Abstract The Raman spectra of pure H 2 and CH 4 gases and their 5 gaseous mixtures were collected at pressures from 1 to 40 MPa at ambient temperature. They were systematically analyzed in order to establish methodology for quantitative determination of composition and pressure of H 2 ─CH 4 bearing fluid inclusions. The peak positions of 4 vibrational bands of H 2 in pure H 2 gas decrease first and then increase after reaching their minima values at about 30 MPa. The wavenumbers of ʋ 1 band of CH 4 in pure CH 4 gas decreases in wavenumber monotonically in the entire investigated pressure range. In H 2 ─CH 4 gaseous mixtures, both the peak positions of H 2 and CH 4 shift to lower wavenumbers with increasing pressure. The peak positions of ʋ 1 band of CH 4 can be used to determine the pressure of pure CH 4 and CH 4 ‐dominated fluids, where the peak position shifts are sufficiently large for precise pressure determination.
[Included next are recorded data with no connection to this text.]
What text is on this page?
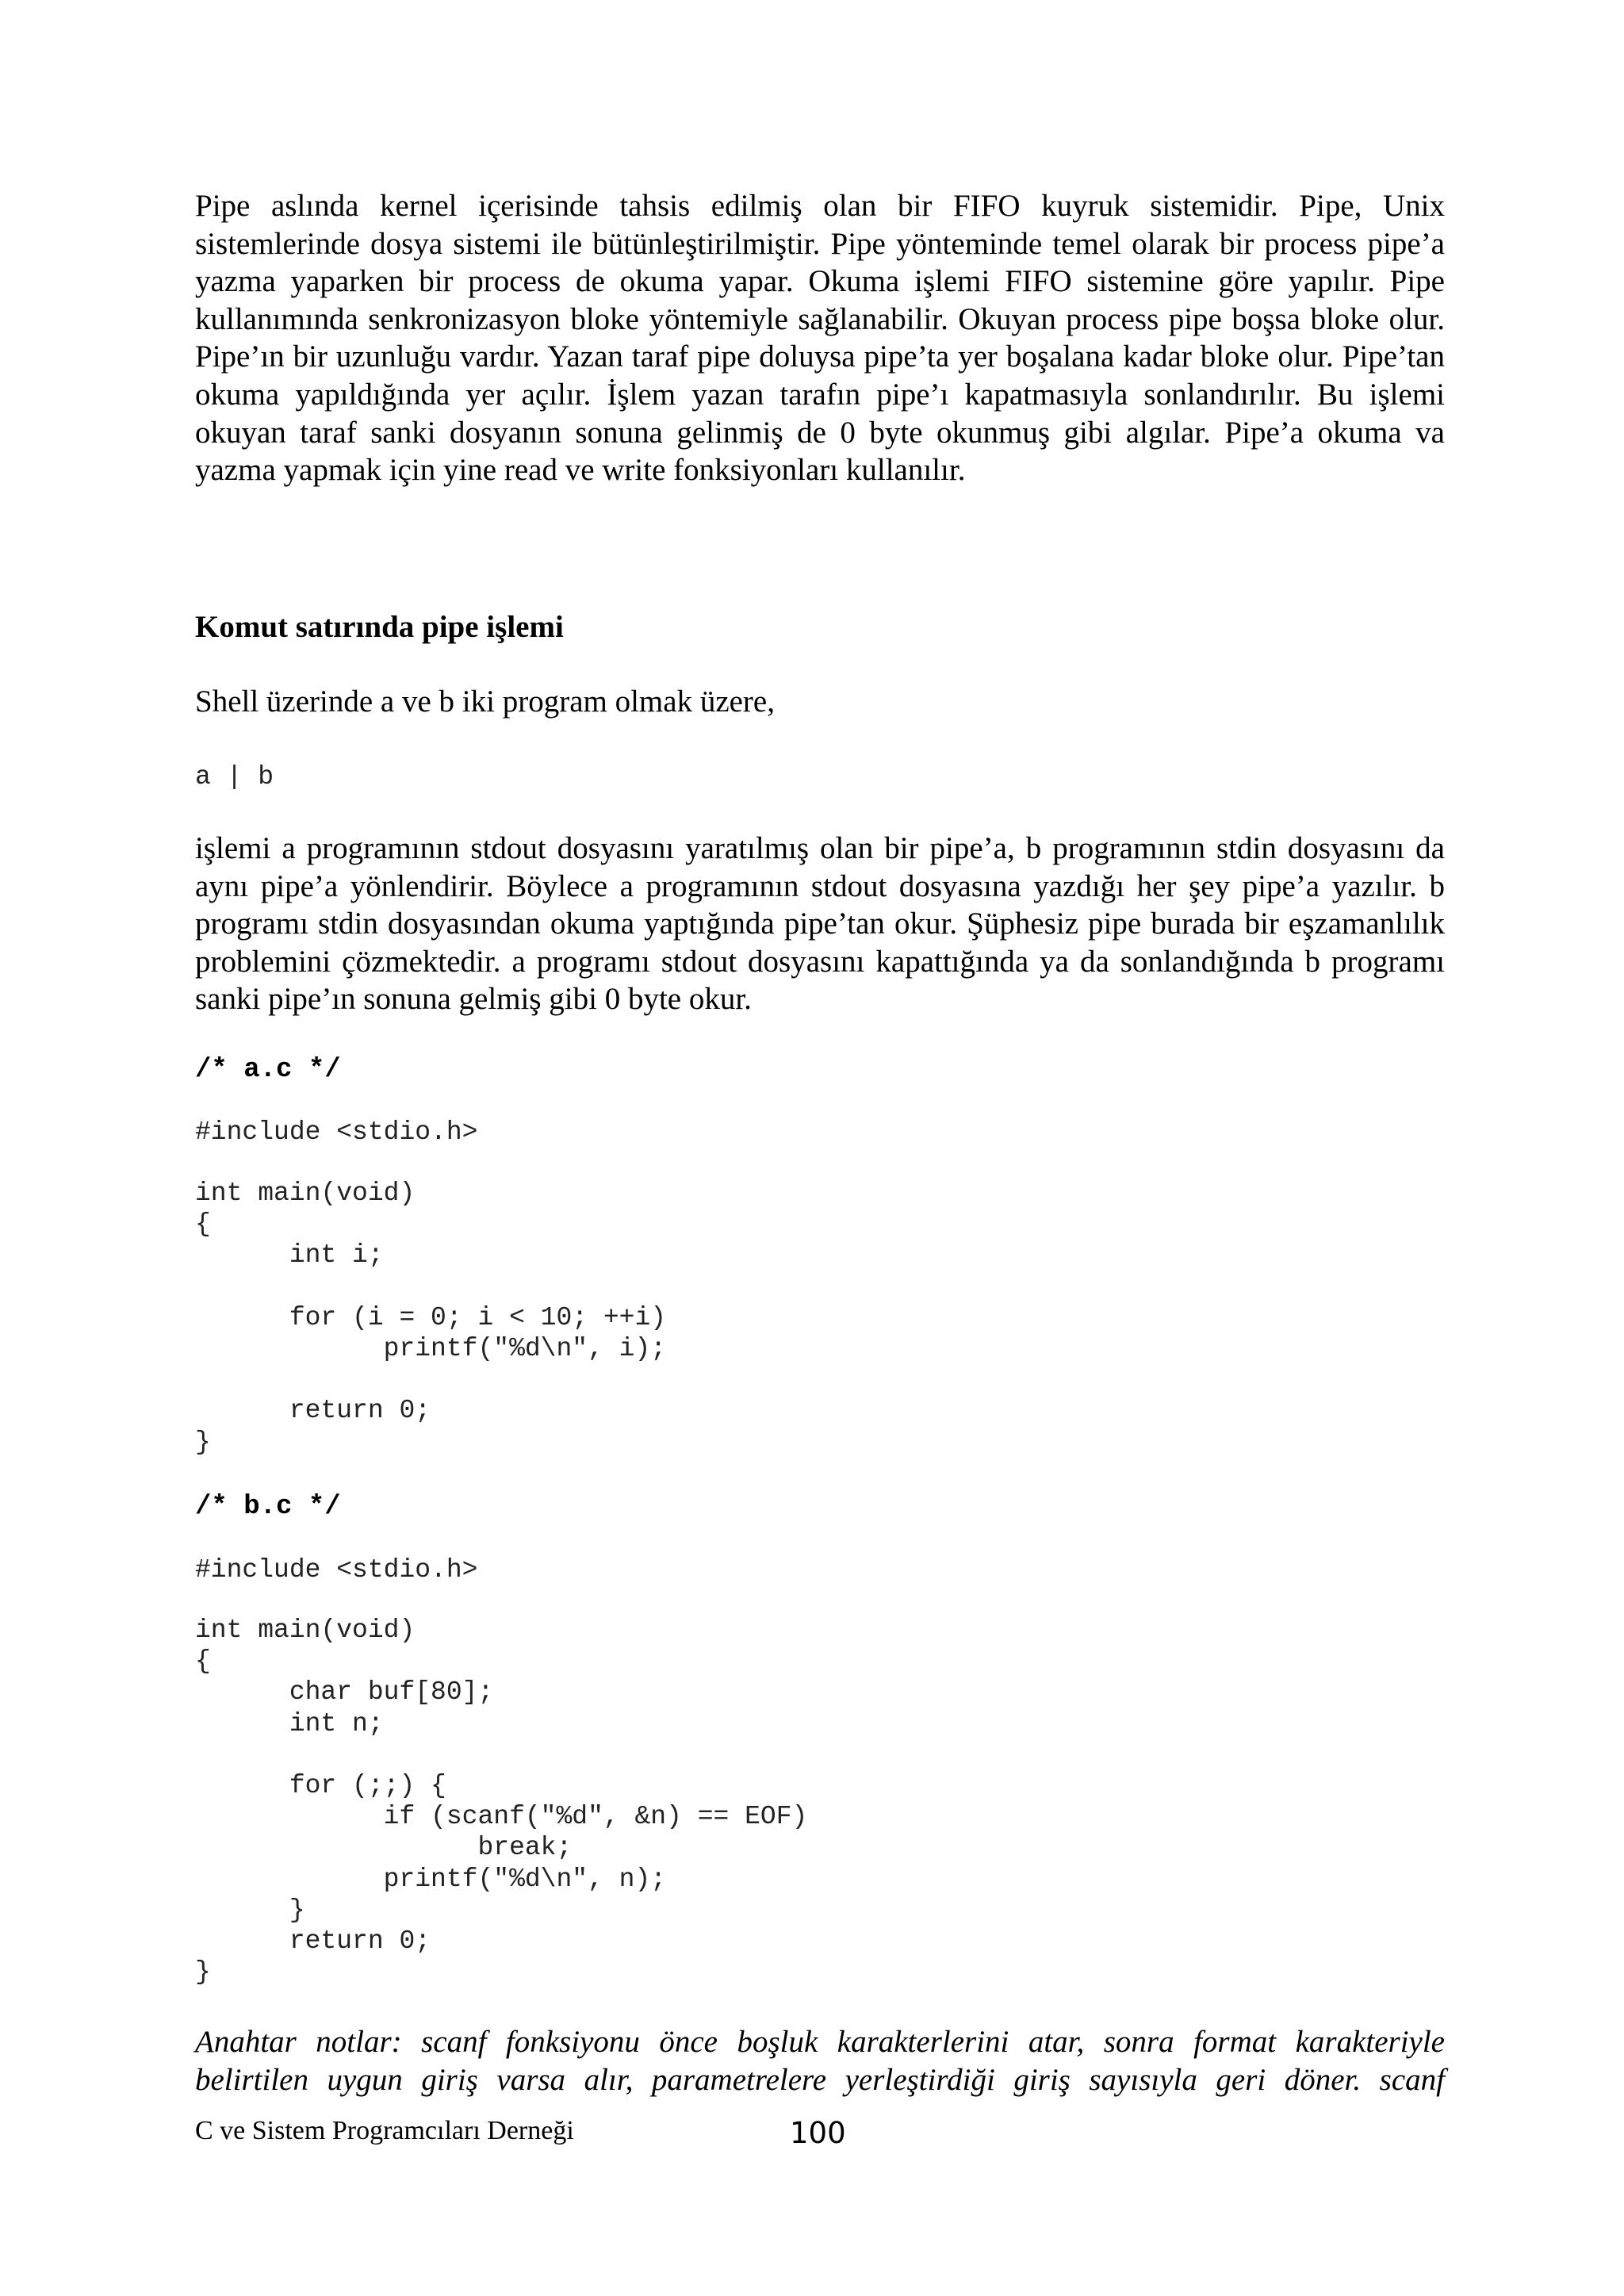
Pipe aslında kernel içerisinde tahsis edilmiş olan bir FIFO kuyruk sistemidir. Pipe, Unix sistemlerinde dosya sistemi ile bütünleştirilmiştir. Pipe yönteminde temel olarak bir process pipe’a yazma yaparken bir process de okuma yapar. Okuma işlemi FIFO sistemine göre yapılır. Pipe kullanımında senkronizasyon bloke yöntemiyle sağlanabilir. Okuyan process pipe boşsa bloke olur. Pipe’ın bir uzunluğu vardır. Yazan taraf pipe doluysa pipe’ta yer boşalana kadar bloke olur. Pipe’tan okuma yapıldığında yer açılır. İşlem yazan tarafın pipe’ı kapatmasıyla sonlandırılır. Bu işlemi okuyan taraf sanki dosyanın sonuna gelinmiş de 0 byte okunmuş gibi algılar. Pipe’a okuma va yazma yapmak için yine read ve write fonksiyonları kullanılır.

Komut satırında pipe işlemi

Shell üzerinde a ve b iki program olmak üzere,

a | b

işlemi a programının stdout dosyasını yaratılmış olan bir pipe’a, b programının stdin dosyasını da aynı pipe’a yönlendirir. Böylece a programının stdout dosyasına yazdığı her şey pipe’a yazılır. b programı stdin dosyasından okuma yaptığında pipe’tan okur. Şüphesiz pipe burada bir eşzamanlılık problemini çözmektedir. a programı stdout dosyasını kapattığında ya da sonlandığında b programı sanki pipe’ın sonuna gelmiş gibi 0 byte okur.

/* a.c */

#include <stdio.h>

int main(void)
{
int i;

for (i = 0; i < 10; ++i)
printf("%d\n", i);

return 0;
}

/* b.c */

#include <stdio.h>

int main(void)
{
char buf[80];
int n;

for (;;) {
if (scanf("%d", &n) == EOF)
break;
printf("%d\n", n);
}
return 0;
}

Anahtar notlar: scanf fonksiyonu önce boşluk karakterlerini atar, sonra format karakteriyle

belirtilen uygun giriş varsa alır, parametrelere yerleştirdiği giriş sayısıyla geri döner. scanf

C ve Sistem Programcıları Derneği	100
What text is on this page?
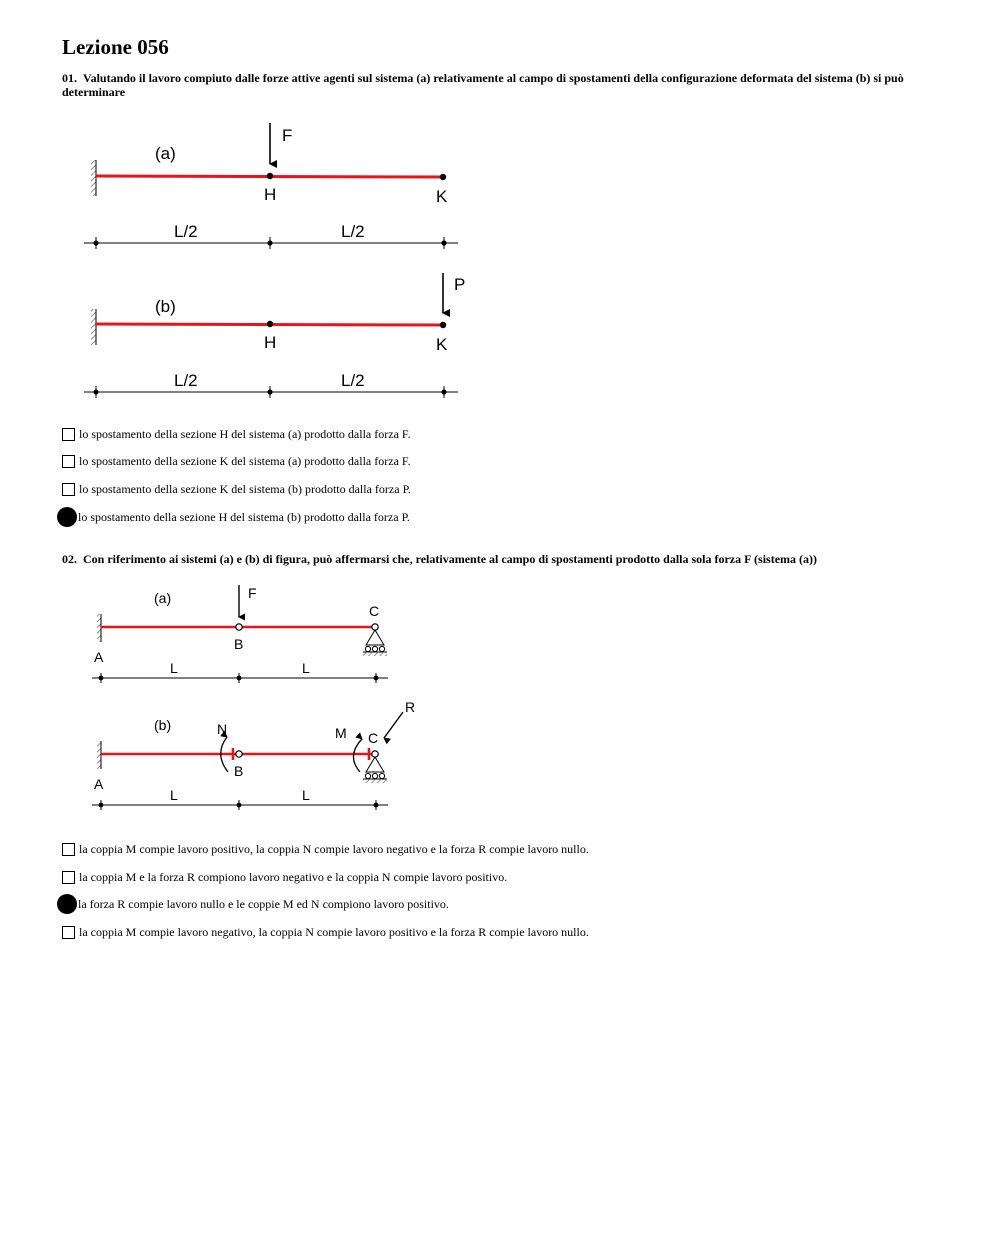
Lezione 056
01. Valutando il lavoro compiuto dalle forze attive agenti sul sistema (a) relativamente al campo di spostamenti della configurazione deformata del sistema (b) si può determinare
F
(a)
H	K
L/2	L/2
P
(b)
H	K
L/2	L/2
lo spostamento della sezione H del sistema (a) prodotto dalla forza F.
lo spostamento della sezione K del sistema (a) prodotto dalla forza F.
lo spostamento della sezione K del sistema (b) prodotto dalla forza P.
lo spostamento della sezione H del sistema (b) prodotto dalla forza P.
02. Con riferimento ai sistemi (a) e (b) di figura, può affermarsi che, relativamente al campo di spostamenti prodotto dalla sola forza F (sistema (a))
F
(a)
C
B
A
L	L
R
(b)	N	M C
B
A
L	L
la coppia M compie lavoro positivo, la coppia N compie lavoro negativo e la forza R compie lavoro nullo.
la coppia M e la forza R compiono lavoro negativo e la coppia N compie lavoro positivo.
la forza R compie lavoro nullo e le coppie M ed N compiono lavoro positivo.
la coppia M compie lavoro negativo, la coppia N compie lavoro positivo e la forza R compie lavoro nullo.
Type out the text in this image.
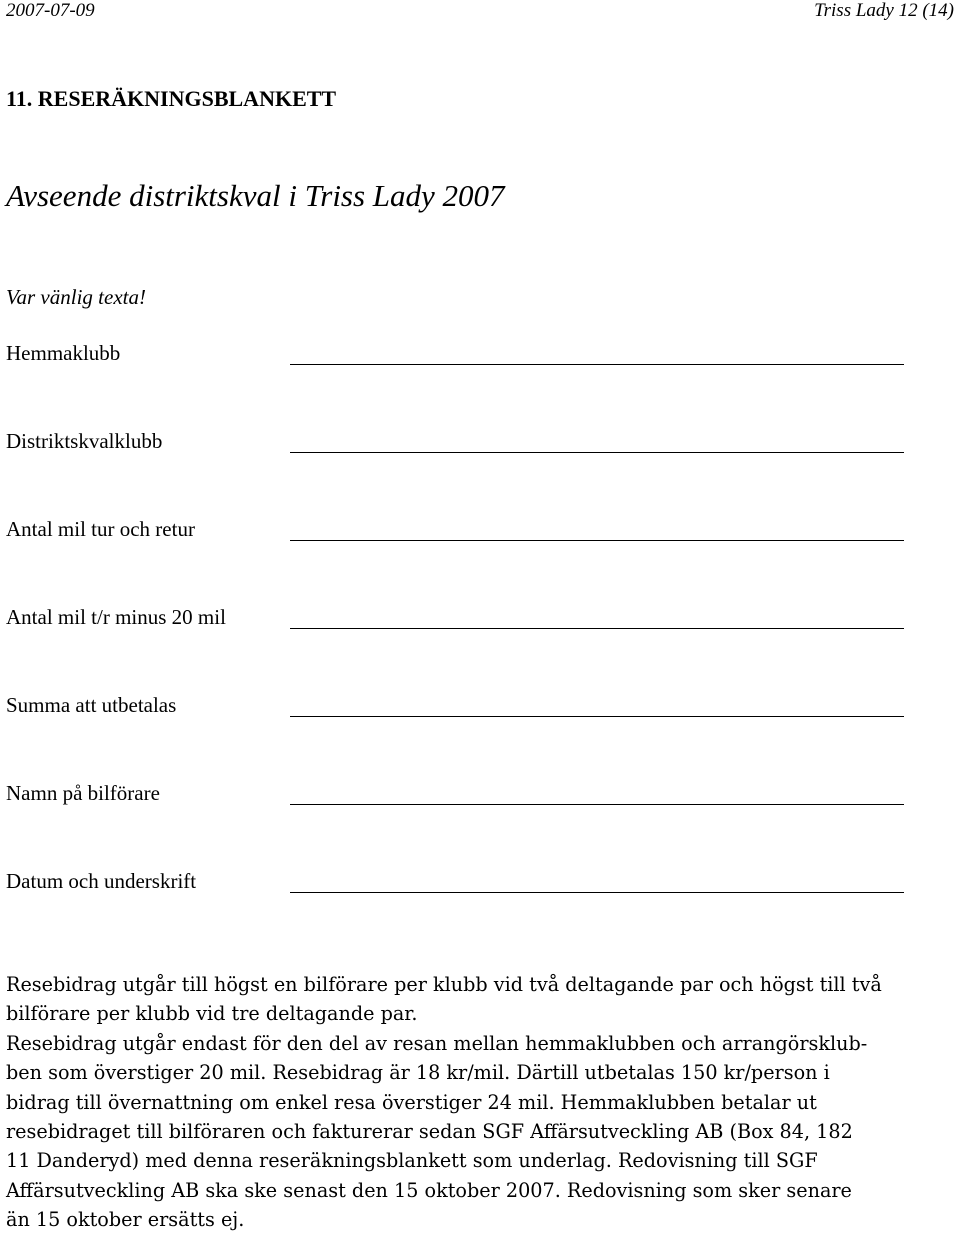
2007-07-09	Triss Lady 12 (14)
11. RESERÄKNINGSBLANKETT
Avseende distriktskval i Triss Lady 2007
Var vänlig texta!
Hemmaklubb
Distriktskvalklubb
Antal mil tur och retur
Antal mil t/r minus 20 mil
Summa att utbetalas
Namn på bilförare
Datum och underskrift
Resebidrag utgår till högst en bilförare per klubb vid två deltagande par och högst till två
bilförare per klubb vid tre deltagande par.
Resebidrag utgår endast för den del av resan mellan hemmaklubben och arrangörsklub-
ben som överstiger 20 mil. Resebidrag är 18 kr/mil. Därtill utbetalas 150 kr/person i
bidrag till övernattning om enkel resa överstiger 24 mil. Hemmaklubben betalar ut
resebidraget till bilföraren och fakturerar sedan SGF Affärsutveckling AB (Box 84, 182
11 Danderyd) med denna reseräkningsblankett som underlag. Redovisning till SGF
Affärsutveckling AB ska ske senast den 15 oktober 2007. Redovisning som sker senare
än 15 oktober ersätts ej.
The peak widths of H 2 and CH 4 in pure H 2 and CH 4 gases and H 2 ─CH 4 gaseous mixtures broaden as pressure increases. The peak area ratios and the peak height ratios between CH 4 and H 2 in H 2 ─CH 4 binary mixtures are sensitive to composition (i.e., molar ratio between CH 4 and H 2 ) but are almost independent of pressure. Thus, the peak area or peak height ratios can be used to determine the composition of H 2 ─CH 4 fluids. On the other hand, the peak height ratios of Q 1 (1) to Q 1 (3) bands in pure H 2 gas or H 2 ‐dominated gaseous mixtures are sensitive to pressure and insensitive to composition. Therefore, in H 2 ‐dominated fluids, the relative peak heights of Q 1 (1) and Q 1 (3) of H 2 is a better alternative for pressure determination. Based on our established Raman quantitative analysis method, we determined the composition and internal pressure of a natural H 2 ─CH 4 ‐bearing melt inclusion in quartz from Jiajika granite.